Run the main script main.py
by providing the path to an audio or video file:
python main.py --input path/to/audio_or_video.mp4
By default, the audio language and the transcription/summarization languages will be English (en
). You can specify the audio language, transcription language, and summary language using the options below:
--audio_language
or-al
: Defines the original language of the audio. (Default:en
)--transcript_language
or-tl
: Defines the language for the final transcription. (Note: Whisper does not automatically translate)--summary_language
or-sl
: Defines the language for the summary. (Default:en
)
Example:
python main.py --input path/to/video.mp4 --output path/to/output_transcription.txt --audio_language en --transcript_language en --summary_language pt
In this example, the audio will be transcribed in English, and a summary will subsequently be generated in Portuguese.

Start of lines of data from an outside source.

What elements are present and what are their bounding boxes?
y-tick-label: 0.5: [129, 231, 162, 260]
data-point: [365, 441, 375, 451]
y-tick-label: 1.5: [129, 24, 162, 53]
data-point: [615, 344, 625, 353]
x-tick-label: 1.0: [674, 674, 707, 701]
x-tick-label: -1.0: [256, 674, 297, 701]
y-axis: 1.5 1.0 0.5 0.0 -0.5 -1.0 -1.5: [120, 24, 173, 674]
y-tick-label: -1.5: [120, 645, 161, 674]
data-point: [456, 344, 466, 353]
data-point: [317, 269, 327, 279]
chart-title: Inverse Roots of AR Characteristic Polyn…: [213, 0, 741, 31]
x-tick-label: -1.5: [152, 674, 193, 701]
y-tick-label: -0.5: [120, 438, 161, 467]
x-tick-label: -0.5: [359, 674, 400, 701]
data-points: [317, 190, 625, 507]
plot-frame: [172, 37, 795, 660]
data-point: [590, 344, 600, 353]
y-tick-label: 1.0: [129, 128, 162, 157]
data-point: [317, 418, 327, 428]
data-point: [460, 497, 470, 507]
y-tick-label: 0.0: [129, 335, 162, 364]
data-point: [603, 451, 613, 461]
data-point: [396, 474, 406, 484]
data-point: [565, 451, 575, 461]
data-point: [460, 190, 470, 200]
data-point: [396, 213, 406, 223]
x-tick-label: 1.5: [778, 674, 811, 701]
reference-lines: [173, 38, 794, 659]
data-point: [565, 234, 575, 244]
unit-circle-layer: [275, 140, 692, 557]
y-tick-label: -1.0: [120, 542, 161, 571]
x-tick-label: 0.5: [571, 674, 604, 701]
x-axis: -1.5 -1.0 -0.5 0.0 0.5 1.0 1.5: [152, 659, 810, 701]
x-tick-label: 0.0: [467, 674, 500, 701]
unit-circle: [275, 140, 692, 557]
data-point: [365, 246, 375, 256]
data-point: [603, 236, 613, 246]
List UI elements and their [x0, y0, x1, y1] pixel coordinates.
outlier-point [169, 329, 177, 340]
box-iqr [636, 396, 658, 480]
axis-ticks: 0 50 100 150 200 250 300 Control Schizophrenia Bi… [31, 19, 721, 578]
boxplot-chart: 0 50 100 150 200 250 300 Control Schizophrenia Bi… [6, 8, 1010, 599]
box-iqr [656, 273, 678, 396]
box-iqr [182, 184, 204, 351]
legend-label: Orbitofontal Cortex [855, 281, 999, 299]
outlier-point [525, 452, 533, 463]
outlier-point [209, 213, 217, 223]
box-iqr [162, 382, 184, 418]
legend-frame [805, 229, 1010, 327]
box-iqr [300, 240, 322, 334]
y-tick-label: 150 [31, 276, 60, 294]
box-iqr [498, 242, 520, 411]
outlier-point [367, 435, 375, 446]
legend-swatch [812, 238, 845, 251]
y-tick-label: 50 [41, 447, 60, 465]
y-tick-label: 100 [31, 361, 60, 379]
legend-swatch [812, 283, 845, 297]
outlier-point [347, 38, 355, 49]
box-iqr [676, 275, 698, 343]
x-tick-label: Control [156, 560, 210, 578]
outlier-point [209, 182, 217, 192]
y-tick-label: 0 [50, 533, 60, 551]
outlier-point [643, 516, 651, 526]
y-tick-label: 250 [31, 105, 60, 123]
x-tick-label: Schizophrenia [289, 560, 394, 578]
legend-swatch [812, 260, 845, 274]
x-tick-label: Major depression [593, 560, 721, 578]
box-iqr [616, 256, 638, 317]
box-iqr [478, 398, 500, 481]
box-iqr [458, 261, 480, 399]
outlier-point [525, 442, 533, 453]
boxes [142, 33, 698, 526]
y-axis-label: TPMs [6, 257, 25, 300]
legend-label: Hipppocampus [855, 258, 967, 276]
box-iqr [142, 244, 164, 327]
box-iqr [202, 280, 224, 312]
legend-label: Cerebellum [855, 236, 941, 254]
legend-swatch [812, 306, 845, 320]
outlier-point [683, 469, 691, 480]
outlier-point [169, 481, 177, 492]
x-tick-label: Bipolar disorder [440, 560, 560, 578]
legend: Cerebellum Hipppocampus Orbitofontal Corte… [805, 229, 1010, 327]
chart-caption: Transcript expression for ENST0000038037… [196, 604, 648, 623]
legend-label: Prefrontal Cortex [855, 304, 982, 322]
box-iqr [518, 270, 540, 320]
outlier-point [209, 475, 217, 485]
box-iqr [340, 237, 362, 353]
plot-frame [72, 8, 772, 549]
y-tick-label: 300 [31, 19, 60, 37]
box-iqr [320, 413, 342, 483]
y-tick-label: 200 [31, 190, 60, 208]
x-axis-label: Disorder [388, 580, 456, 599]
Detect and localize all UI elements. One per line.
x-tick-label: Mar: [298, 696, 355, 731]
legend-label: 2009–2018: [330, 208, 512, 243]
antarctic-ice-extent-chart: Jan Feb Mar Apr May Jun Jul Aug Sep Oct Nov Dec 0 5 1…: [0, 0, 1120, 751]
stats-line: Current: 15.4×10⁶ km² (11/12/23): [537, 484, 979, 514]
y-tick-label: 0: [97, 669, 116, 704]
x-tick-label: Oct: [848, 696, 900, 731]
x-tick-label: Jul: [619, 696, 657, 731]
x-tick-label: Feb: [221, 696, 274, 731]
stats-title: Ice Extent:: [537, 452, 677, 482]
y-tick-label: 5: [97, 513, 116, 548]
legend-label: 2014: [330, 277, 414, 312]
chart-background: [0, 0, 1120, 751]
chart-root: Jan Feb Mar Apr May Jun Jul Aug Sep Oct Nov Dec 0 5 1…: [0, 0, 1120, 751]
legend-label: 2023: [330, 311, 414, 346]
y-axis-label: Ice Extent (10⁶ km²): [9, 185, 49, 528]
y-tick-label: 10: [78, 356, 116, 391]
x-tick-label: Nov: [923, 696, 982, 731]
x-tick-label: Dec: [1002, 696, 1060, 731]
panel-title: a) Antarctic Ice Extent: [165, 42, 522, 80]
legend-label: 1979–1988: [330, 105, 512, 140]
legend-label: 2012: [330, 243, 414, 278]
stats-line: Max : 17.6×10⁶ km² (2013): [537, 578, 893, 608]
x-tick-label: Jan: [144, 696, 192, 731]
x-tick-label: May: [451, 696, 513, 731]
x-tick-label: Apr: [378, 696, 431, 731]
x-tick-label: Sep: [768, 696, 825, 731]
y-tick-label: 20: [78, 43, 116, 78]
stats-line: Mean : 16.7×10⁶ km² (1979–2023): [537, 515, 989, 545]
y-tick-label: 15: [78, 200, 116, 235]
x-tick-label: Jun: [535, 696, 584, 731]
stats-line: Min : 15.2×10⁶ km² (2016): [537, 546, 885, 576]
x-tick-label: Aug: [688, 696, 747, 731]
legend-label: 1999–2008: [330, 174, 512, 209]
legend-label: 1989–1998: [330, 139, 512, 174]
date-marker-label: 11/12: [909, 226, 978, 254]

To see all available options:
python main.py -h
Contributions are welcome! To enhance the project, follow these steps:
-
Fork the Repository
-
Create a New Branch
git checkout -b feature/YourFeature
-
Commit Your Changes
git commit -m "Add Your Feature"
-
Push to the Branch
git push origin feature/YourFeature
-
Open a Pull Request
Provide a clear description of your changes and the reasons behind them.
This project is licensed under the MIT License.